En una ciudad donde las apariencias engañan y los jóvenes se dividen por un rango estilo pirámide que en la sima de ella están los que mandan.
Roxana Ferre es considerada la chica mas sexy en su escuela y Eric Gomes es constantemente acosado.
¿Que...
No sé porque le dije eso, me dio tanta vergüenza que de camino a la casa no me atreví a verlo, de solo imaginar en lo que estaba pensando me hacía sentir aun peor.
Cuando llegamos, corrí al baño tenía que refrescar mi cabeza, no se me podía notar lo agobiada que estaba.
Subí a mi respectiva habitación, me cambie y salí lo más tranquila que pude.
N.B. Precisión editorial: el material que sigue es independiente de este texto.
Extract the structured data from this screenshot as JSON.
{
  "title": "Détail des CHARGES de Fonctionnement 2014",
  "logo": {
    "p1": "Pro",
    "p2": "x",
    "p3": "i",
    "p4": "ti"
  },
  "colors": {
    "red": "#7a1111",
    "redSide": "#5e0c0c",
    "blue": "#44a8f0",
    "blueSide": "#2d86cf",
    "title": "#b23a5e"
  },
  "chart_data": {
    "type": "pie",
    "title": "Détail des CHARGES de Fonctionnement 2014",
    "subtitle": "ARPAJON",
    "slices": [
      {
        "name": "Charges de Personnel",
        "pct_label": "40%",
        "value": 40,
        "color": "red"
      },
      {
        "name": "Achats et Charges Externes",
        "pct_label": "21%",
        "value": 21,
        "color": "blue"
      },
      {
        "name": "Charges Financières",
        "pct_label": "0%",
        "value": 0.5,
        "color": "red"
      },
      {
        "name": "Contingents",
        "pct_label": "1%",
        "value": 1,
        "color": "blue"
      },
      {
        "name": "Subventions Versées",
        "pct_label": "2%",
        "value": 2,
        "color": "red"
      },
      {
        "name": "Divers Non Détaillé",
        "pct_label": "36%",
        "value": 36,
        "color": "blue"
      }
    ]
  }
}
Mis tíos con mi papá estaban en la sala conversando mientras que los chicos estaban en el comedor molestando. Me senté en las escaleras con la mente en blanco ya ni sabia en que pensar, pasaron algunos minutos cuando vi a Maritza acercándose al comedor.
¡What the hell! Pero esta chica no pierde oportunidad ya está queriendo pegársele a Eric.
No hice nada solo espere y vi que movimiento ella haría.
– ¿Eric y qué? – pregunto Víctor
– ¿Qué de qué? – respondió Eric
– ¡hay no te hagas! Dinos cual es mejor las gorditas buenas o las flacas – dijo Aníbal.
El solo los miro con una sonrisa en la cara y contesto – a mí me gustan las dos – al escuchar las palabras de Eric a Maritza se le ilumino el rostro.
– ¡¡hay!! Deja de mentir tienes que escoger una de las dos – intervino Andrés, antes de que Eric respondiera me levante.
– Pues es obvia la respuesta a ustedes les gustan así – dije mientras me desabotonaba mi blusa, automáticamente los chicos me miraron.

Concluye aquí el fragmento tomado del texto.